Later that day, I meet with a man who often has contact with our crisis resolution team; a dedicated service that provides more frequent support at the patient’s home during periods of stress and is an alternative approach to hospital care. While at times our patient functions well and even cares for others, he can quickly become dramatically unwell and stop taking medication, which in turn characterises how he is viewed by services. 

This review was arranged by his independent advocate and we meet with his long-term community psychiatric nurse to discuss his management after my appointment ends. Usually due to his currently stability, he wouldn’t have been a priority and indeed, no change in management is advised. Yet afterwards my nursing colleague observes that after a number of previous reviews with me when the patient was in crisis, it was good that our last meeting occurred when he was well, to confirm and reinforce this with him directly.

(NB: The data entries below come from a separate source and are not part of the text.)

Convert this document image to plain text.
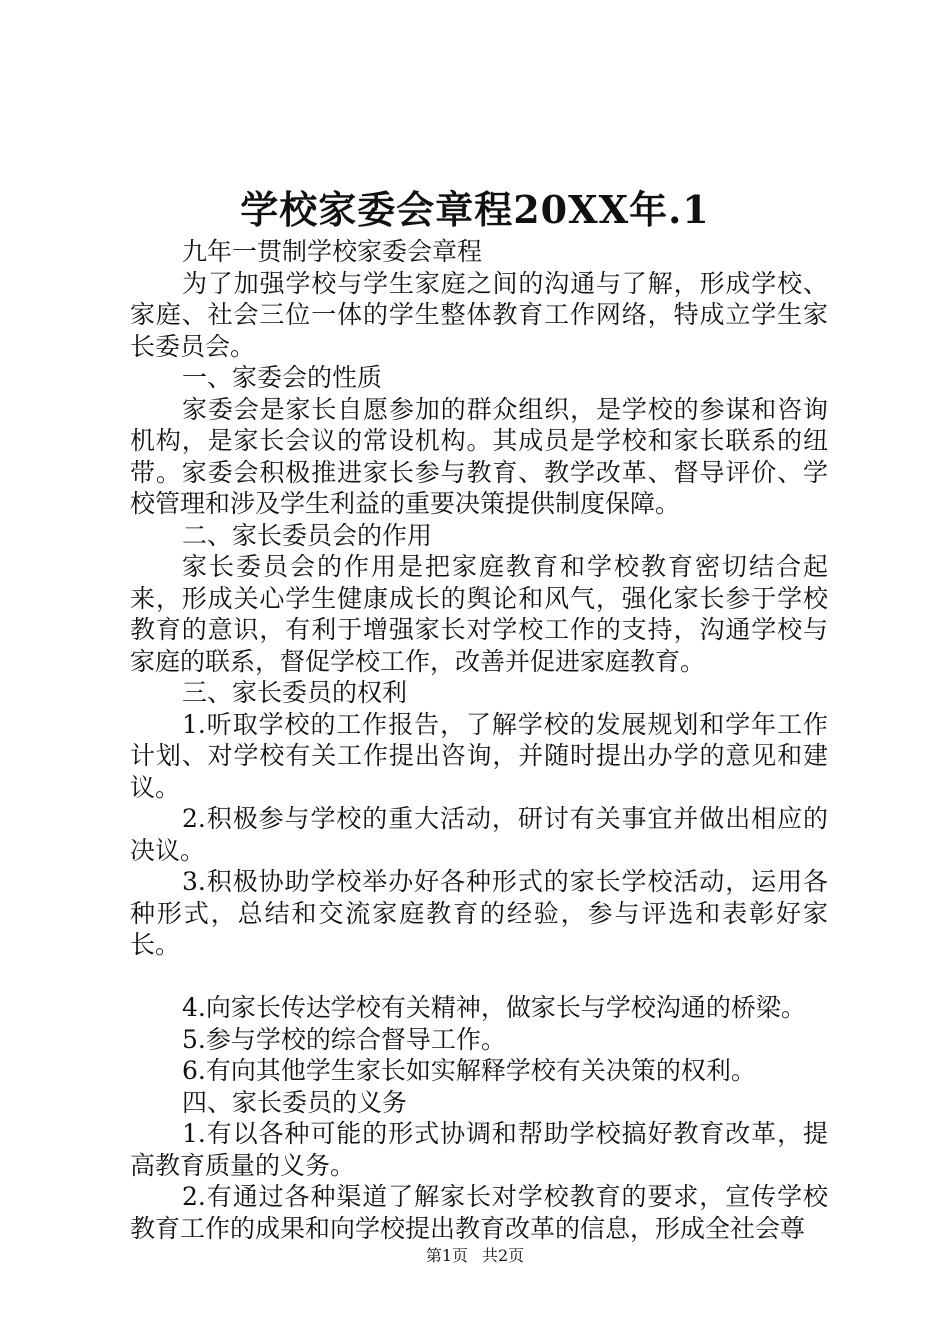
学校家委会章程20XX年.1

九年一贯制学校家委会章程

为了加强学校与学生家庭之间的沟通与了解，形成学校、家庭、社会三位一体的学生整体教育工作网络，特成立学生家长委员会。

一、家委会的性质

家委会是家长自愿参加的群众组织，是学校的参谋和咨询机构，是家长会议的常设机构。其成员是学校和家长联系的纽带。家委会积极推进家长参与教育、教学改革、督导评价、学校管理和涉及学生利益的重要决策提供制度保障。

二、家长委员会的作用

家长委员会的作用是把家庭教育和学校教育密切结合起来，形成关心学生健康成长的舆论和风气，强化家长参于学校教育的意识，有利于增强家长对学校工作的支持，沟通学校与家庭的联系，督促学校工作，改善并促进家庭教育。

三、家长委员的权利

1.听取学校的工作报告，了解学校的发展规划和学年工作计划、对学校有关工作提出咨询，并随时提出办学的意见和建议。

2.积极参与学校的重大活动，研讨有关事宜并做出相应的决议。

3.积极协助学校举办好各种形式的家长学校活动，运用各种形式，总结和交流家庭教育的经验，参与评选和表彰好家长。

4.向家长传达学校有关精神，做家长与学校沟通的桥梁。

5.参与学校的综合督导工作。

6.有向其他学生家长如实解释学校有关决策的权利。

四、家长委员的义务

1.有以各种可能的形式协调和帮助学校搞好教育改革，提高教育质量的义务。

2.有通过各种渠道了解家长对学校教育的要求，宣传学校教育工作的成果和向学校提出教育改革的信息，形成全社会尊

第1页 共2页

Whether north or south of the border, such encounters between psychiatrists and patients as their more ‘normal’ self can be a rare occurrence. In recent years in England, the recognition that consultants carried a disproportionate level of responsibility for patients compared to other non-medical staff, led to developing an enhanced role of ‘keyworkers’, where nurses, social workers and occupational therapists took on a more formal role towards individual patients.

While Scotland’s NHS resists the market-driven and service developments seen in  England, I found services in Scotland to be more fixed and authoritarian. That certainly was evident when I reviewed earlier medical records for patients whose care had now passed to me. While that may allow for more clinical autonomy, there can also be a ‘doctor knows best’ approach and a distance towards patients for whom medications are directed. Similarly an equivalent gap can arise between medics and non-medical staff, whose duties may feel directed to following doctor’s orders. While that might seem an attractive service model for doctors, I found myself overwhelmed at times as I observed that it wasn’t consultants who demanded they retained their authority but with whom it often remained by default.  

For a newly qualified, English-trained consultant who provides direct, typed summaries to patients that are copied to their GPs and seeks a collaborative approach with colleagues, there followed a number of crossed-wire moments. As time went on, I became more aware of these service gaps but also stuck in my mind about how to improve them.

Whether it’s a tightly restricted asylum or a community institution with a fixed mindset, humanity within such organisations can become inhibited and eroded. I return to Sussex believing I made a positive contribution in shifting both the service and for some of our patient’s personal themes.


Patient details have been changed to protect their identity – GN.

One Response to “Leaving Scotland – some thoughts from my final week with a Scottish CMHT”

  1. 1 Andrea Green

    I enjoyed reading your Blog, Greg. Your insight and prospective is educational & helpful to us. Good luck and all best wishes for your new
    locum position. We wish you every success , Lake Placid, Florida.